John Garner

PLGA-PEG-NHS and mPEG-PLGA from PolySciTech used in development of peptide-targeting nanoparticle for triple-negative breast cancer therapy

Blog Post created by John Garner on Feb 19, 2018

Bressler, 2018 polyscitech triple-negative breast cancer nanoparticles.png

Targeted medicine is better described as ‘retentive’ or possibly ‘adhesive’ medicine. Any molecule which enters the human blood-stream is rapidly circulated throughout all parts of the entire body. Conventional medicines have a very limited and specific mechanism of action, which is why their effects are only experienced in the disease-state locations. That being said, exceeding the dosage on conventional drugs can cause toxic effects and the most common example of this is acetaminophen, a headache medicine, which in excessive doses can cause toxicity in the liver. Amongst medicinal therapies, chemotherapy is unique in that it is comprised of compounds known to either kill, or prevent the replication of, human cells and it is dosed at a concentration known to be toxic. The ‘theory of action’ is that, since the cancer is growing faster than all other tissues, it will be more affected than other tissues. Unfortunately, all cells are affected, which is why chemotherapy patients lose their hair and have several other side-effects. Although medicine in the blood-stream will flow to all parts of the human body, use of nanoparticles or other delivery systems which have a specific binding ligand will encourage the nanoparticles to be retained at the site of specific cells through ligand binding mechanisms (e.g. the nanoparticles flow everywhere, but they ‘stick’ to the cancer by ligand binding) Recently, researchers from Johns Hopkins University and AsclepiX Therapeutics used AI111 (PLGA-PEG-NHS) and AK037 (mPEG-PLGA) from PolySciTech ( to create peptide-decorated nanoparticles for adhesion to triple-negative breast cancer. This research holds promise for improved treatments for this drug-resistant and highly invasive form of cancer. Read more: Bressler, Eric M., Jayoung Kim, Ron B. Shmueli, Adam C. Mirando, Hojjat Bazzazi, Esak Lee, Aleksander S. Popel, Niranjan B. Pandey, and Jordan J. Green. "Biomimetic peptide display from a polymeric nanoparticle surface for targeting and antitumor activity to human triple‐negative breast cancer cells." Journal of Biomedical Materials Research Part A (2018).
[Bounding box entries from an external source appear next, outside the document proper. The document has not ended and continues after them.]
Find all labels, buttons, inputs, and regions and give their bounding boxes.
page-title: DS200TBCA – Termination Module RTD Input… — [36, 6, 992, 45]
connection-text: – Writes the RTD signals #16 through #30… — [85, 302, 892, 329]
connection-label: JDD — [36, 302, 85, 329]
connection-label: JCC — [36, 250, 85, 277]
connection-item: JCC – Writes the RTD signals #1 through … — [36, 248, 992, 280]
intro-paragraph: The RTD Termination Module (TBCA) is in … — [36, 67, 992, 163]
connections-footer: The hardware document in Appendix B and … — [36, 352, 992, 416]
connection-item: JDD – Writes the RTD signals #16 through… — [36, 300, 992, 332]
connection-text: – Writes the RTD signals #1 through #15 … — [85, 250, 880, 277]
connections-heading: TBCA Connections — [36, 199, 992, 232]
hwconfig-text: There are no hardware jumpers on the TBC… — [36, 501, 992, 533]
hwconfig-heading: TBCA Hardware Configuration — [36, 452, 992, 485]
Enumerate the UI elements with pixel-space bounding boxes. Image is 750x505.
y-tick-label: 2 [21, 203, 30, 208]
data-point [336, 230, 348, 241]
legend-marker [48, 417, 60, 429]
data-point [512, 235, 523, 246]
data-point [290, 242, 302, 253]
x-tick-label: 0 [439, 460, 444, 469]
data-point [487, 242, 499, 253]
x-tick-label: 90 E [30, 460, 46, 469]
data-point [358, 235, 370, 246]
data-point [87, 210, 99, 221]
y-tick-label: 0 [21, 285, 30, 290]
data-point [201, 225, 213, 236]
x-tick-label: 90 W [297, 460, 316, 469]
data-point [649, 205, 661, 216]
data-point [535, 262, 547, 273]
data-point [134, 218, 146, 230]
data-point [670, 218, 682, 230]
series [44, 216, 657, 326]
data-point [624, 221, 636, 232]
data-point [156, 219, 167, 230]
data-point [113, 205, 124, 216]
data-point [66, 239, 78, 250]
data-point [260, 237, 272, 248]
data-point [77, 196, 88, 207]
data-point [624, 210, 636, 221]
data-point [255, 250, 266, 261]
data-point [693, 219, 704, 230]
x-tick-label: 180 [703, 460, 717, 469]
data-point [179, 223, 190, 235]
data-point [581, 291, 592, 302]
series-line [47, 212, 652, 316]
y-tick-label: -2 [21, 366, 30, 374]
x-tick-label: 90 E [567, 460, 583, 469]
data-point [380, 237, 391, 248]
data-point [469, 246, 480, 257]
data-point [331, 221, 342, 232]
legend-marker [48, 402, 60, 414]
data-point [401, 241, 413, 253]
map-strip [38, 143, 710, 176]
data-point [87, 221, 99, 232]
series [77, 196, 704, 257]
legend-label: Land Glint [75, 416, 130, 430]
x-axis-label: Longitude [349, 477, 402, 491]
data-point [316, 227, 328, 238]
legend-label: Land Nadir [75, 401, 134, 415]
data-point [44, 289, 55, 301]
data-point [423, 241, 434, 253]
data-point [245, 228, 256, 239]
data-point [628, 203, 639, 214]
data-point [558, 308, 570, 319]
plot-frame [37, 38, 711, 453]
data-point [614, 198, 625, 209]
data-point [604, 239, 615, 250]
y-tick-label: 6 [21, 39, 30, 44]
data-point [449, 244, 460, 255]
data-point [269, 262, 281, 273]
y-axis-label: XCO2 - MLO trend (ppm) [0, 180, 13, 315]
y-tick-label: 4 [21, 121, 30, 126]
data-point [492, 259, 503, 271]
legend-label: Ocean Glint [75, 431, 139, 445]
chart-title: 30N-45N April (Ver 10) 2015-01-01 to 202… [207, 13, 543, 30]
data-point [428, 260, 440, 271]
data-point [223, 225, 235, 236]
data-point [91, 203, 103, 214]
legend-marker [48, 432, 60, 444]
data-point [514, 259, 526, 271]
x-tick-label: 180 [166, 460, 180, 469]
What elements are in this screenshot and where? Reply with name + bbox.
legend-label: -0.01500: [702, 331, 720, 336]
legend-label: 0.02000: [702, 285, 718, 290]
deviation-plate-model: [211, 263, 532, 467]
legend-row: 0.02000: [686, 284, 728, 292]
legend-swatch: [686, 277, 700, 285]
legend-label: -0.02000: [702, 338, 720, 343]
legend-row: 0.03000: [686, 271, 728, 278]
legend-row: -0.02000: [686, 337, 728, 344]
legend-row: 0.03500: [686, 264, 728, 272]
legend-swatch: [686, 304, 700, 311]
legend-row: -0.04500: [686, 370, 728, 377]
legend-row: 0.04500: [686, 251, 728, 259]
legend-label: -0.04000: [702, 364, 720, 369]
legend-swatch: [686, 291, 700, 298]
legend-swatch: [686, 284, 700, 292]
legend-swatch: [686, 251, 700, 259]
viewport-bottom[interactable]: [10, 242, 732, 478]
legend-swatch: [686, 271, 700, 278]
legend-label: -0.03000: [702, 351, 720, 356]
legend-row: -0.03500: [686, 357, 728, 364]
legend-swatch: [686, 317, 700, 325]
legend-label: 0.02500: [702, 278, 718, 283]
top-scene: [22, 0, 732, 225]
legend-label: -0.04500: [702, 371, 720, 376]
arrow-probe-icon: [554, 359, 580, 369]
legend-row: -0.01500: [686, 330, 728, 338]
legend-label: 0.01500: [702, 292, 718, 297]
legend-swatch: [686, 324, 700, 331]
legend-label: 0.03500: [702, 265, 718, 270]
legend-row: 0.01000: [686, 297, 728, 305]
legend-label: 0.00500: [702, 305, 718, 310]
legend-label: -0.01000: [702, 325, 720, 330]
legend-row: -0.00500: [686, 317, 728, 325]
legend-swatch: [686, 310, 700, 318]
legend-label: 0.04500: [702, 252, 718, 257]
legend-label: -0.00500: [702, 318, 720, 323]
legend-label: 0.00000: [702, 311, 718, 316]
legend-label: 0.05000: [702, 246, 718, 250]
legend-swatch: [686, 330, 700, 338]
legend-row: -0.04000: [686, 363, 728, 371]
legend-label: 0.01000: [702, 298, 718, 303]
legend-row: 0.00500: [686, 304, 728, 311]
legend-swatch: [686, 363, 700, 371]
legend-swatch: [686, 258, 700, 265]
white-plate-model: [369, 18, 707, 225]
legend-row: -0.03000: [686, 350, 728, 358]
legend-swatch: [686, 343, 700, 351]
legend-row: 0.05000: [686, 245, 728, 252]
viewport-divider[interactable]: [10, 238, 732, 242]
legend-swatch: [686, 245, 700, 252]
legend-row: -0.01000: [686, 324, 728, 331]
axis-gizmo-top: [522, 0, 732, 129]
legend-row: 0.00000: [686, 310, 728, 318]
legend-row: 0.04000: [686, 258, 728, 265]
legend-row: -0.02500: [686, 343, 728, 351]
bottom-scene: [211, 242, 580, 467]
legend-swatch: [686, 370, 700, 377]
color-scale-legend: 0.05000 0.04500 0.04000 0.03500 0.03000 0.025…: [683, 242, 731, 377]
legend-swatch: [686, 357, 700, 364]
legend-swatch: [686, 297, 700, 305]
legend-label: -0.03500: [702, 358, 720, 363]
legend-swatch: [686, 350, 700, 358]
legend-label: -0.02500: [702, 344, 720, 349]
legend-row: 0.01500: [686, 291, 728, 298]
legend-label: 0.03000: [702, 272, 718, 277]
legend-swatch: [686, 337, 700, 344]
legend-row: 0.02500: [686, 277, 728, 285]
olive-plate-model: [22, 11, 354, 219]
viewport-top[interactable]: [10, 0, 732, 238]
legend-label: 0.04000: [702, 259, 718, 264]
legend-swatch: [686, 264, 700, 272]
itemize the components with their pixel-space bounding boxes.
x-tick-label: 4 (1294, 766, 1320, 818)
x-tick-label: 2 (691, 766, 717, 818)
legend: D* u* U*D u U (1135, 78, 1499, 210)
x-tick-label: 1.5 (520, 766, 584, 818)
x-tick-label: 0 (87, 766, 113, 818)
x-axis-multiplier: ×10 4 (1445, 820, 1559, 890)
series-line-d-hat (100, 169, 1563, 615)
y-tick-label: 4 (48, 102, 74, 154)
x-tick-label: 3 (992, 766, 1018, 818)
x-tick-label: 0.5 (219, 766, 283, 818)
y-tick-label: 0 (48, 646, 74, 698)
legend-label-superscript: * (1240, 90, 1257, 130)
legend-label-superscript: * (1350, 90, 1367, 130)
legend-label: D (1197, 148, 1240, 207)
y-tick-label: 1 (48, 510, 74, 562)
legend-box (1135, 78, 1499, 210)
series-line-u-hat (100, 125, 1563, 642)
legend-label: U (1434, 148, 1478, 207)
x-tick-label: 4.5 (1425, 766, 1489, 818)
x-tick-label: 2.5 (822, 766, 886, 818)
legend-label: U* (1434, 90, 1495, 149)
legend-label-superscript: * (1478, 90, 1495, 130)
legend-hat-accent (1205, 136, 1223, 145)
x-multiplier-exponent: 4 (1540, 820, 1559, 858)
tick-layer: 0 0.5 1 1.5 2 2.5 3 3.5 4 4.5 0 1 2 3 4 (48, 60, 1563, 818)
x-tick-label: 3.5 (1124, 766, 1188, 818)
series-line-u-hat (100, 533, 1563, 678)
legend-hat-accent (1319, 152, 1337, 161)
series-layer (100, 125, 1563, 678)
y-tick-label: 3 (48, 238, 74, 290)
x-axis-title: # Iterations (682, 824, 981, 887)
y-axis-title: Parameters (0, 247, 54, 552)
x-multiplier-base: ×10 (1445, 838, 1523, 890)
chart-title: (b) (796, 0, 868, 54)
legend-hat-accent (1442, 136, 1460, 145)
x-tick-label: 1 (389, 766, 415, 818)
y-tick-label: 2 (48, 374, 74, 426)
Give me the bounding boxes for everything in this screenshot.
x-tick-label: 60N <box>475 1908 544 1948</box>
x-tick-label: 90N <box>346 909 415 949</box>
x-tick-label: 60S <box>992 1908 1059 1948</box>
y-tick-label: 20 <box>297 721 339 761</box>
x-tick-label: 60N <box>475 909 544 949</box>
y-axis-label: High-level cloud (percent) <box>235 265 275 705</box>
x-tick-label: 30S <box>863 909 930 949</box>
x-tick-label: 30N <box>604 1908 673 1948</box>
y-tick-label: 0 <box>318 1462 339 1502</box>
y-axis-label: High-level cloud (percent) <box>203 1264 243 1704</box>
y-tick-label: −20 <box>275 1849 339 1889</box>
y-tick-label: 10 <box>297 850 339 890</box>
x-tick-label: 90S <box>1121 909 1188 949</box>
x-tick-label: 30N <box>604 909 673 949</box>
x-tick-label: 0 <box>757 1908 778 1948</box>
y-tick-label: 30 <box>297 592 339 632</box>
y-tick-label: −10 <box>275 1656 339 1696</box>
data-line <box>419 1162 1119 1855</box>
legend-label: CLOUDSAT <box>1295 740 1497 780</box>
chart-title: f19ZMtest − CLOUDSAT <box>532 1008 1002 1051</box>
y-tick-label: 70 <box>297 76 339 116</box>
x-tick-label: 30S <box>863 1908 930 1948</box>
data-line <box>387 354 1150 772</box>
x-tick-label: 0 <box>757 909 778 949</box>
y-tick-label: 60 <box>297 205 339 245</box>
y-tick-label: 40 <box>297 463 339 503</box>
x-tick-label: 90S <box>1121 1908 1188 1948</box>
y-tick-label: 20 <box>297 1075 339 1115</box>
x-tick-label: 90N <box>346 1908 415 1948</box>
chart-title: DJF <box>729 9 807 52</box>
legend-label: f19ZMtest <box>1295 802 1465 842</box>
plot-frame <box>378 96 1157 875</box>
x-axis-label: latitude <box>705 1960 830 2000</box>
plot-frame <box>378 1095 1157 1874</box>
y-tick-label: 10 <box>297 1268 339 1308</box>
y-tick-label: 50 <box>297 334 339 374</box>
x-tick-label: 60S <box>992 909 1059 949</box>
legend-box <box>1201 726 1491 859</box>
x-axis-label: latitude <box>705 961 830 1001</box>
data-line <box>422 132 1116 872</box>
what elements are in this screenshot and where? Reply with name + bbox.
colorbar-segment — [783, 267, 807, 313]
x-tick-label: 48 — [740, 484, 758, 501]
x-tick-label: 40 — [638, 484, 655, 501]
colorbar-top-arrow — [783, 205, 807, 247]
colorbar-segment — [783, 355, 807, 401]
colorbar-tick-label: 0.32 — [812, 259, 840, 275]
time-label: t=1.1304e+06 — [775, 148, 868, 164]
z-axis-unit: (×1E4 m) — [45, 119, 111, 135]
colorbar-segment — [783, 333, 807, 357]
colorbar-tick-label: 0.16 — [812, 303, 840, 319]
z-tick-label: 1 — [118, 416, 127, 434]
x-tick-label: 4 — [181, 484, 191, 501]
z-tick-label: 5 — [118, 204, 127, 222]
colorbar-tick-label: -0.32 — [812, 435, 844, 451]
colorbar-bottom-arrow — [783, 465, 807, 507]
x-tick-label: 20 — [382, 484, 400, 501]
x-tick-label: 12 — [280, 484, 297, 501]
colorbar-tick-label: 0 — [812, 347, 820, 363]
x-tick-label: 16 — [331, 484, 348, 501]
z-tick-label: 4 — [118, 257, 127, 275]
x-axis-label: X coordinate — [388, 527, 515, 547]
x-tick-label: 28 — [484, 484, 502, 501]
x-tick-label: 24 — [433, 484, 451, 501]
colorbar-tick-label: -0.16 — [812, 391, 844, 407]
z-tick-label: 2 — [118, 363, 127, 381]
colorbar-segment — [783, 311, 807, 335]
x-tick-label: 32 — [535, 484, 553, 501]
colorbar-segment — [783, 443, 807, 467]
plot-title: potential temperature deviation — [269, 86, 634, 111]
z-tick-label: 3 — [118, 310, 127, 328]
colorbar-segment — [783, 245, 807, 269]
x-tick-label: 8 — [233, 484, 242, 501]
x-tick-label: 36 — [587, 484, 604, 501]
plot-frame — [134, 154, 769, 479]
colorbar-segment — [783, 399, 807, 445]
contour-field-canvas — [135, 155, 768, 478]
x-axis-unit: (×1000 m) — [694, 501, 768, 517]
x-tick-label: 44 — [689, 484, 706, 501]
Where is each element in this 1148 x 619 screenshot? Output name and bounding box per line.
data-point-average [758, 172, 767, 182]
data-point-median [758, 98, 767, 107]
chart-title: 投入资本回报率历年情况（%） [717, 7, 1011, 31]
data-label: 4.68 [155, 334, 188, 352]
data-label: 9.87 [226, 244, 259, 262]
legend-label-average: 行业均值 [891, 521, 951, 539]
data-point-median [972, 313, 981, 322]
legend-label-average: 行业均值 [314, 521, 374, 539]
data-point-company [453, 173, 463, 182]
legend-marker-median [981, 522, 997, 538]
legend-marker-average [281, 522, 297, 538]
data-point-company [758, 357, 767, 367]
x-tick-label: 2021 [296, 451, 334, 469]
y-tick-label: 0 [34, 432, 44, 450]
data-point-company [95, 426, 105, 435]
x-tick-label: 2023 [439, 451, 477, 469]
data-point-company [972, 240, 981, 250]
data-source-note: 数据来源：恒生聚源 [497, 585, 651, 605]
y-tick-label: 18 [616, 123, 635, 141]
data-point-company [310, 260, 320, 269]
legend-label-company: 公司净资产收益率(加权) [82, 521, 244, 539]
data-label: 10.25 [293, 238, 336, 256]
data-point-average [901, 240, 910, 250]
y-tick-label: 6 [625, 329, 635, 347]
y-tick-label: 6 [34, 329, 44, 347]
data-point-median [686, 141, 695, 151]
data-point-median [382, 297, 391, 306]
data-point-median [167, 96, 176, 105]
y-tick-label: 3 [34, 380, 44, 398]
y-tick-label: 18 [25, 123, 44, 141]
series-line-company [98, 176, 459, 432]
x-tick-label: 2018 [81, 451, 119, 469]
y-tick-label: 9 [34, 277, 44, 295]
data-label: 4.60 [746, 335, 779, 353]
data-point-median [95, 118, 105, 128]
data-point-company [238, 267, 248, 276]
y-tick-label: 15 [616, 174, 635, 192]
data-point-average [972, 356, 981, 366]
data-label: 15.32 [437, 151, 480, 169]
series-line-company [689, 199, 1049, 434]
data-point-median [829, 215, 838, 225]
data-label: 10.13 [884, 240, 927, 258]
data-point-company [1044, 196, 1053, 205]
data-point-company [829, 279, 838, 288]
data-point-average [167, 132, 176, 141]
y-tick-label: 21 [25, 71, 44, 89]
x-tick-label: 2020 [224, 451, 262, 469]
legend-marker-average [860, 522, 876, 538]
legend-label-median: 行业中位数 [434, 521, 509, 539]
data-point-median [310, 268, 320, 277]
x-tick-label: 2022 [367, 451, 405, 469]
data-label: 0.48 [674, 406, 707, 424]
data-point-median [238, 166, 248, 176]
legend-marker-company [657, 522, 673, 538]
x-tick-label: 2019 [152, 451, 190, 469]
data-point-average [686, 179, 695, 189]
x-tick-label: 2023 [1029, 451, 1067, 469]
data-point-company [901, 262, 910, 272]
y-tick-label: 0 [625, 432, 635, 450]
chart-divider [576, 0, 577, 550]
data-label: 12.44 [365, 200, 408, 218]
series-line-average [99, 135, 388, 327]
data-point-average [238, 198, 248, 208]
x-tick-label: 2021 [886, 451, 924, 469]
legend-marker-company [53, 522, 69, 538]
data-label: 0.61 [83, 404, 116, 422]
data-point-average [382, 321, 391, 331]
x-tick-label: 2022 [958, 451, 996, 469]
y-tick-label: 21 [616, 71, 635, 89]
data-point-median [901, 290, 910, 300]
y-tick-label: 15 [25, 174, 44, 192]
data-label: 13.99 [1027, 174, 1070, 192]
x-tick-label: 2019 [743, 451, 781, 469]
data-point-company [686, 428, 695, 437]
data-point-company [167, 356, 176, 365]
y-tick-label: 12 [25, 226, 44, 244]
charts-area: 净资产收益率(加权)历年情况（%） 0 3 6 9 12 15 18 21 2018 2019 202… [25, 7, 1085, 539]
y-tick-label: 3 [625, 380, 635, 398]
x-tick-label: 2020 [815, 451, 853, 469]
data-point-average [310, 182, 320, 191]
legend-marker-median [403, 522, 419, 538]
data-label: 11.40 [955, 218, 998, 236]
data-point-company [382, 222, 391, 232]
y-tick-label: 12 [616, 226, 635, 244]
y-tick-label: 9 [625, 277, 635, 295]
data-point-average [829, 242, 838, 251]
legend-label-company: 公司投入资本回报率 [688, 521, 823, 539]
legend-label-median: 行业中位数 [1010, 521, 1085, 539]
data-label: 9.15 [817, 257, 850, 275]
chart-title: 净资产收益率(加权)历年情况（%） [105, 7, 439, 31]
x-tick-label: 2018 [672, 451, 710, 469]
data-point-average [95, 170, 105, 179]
“Abstract: While poly(lactic-co-glycolic acid)-block-polyethylene glycol (PLGA-PEG) nanoparticles (NPs) can encapsulate drug cargos and prolong circulation times, they show non-specific accumulation in off-target tissues. Targeted delivery of drugs to tumor tissue and tumor vasculature is a promising approach for treating solid tumors while enhancing specificity and reducing systemic toxicity. AXT050, a collagen-IV derived peptide with both antitumor and antiangiogenic properties, is shown to bind to tumor-associated integrins with high affinity, which leads to targeted accumulation in tumor tissue. AXT050 conjugated to PLGA-PEG NPs at precisely controlled surface density functions both as a targeting agent to human tumor cells and demonstrates potential for simultaneous antitumorigenic and antiangiogenic activity. These targeted NPs cause inhibition of adhesion and proliferation in vitro when added to human triple-negative breast cancer cells and microvascular endothelial cells through binding to integrin αVβ3. Furthermore, we find an in vivo biphasic relationship between tumor targeting and surface coating density of NPs coated with AXT050. NPs with an intermediate level of 10% peptide surface coating show approximately two-fold greater accumulation in tumors and lower accumulation in the liver compared to non-targeted PLGA-PEG NPs in a murine biodistribution model. Display of biomimetic peptides from NP surfaces to both target and inhibit cancer cells has the potential to enhance the activity of cancer nanomedicines.”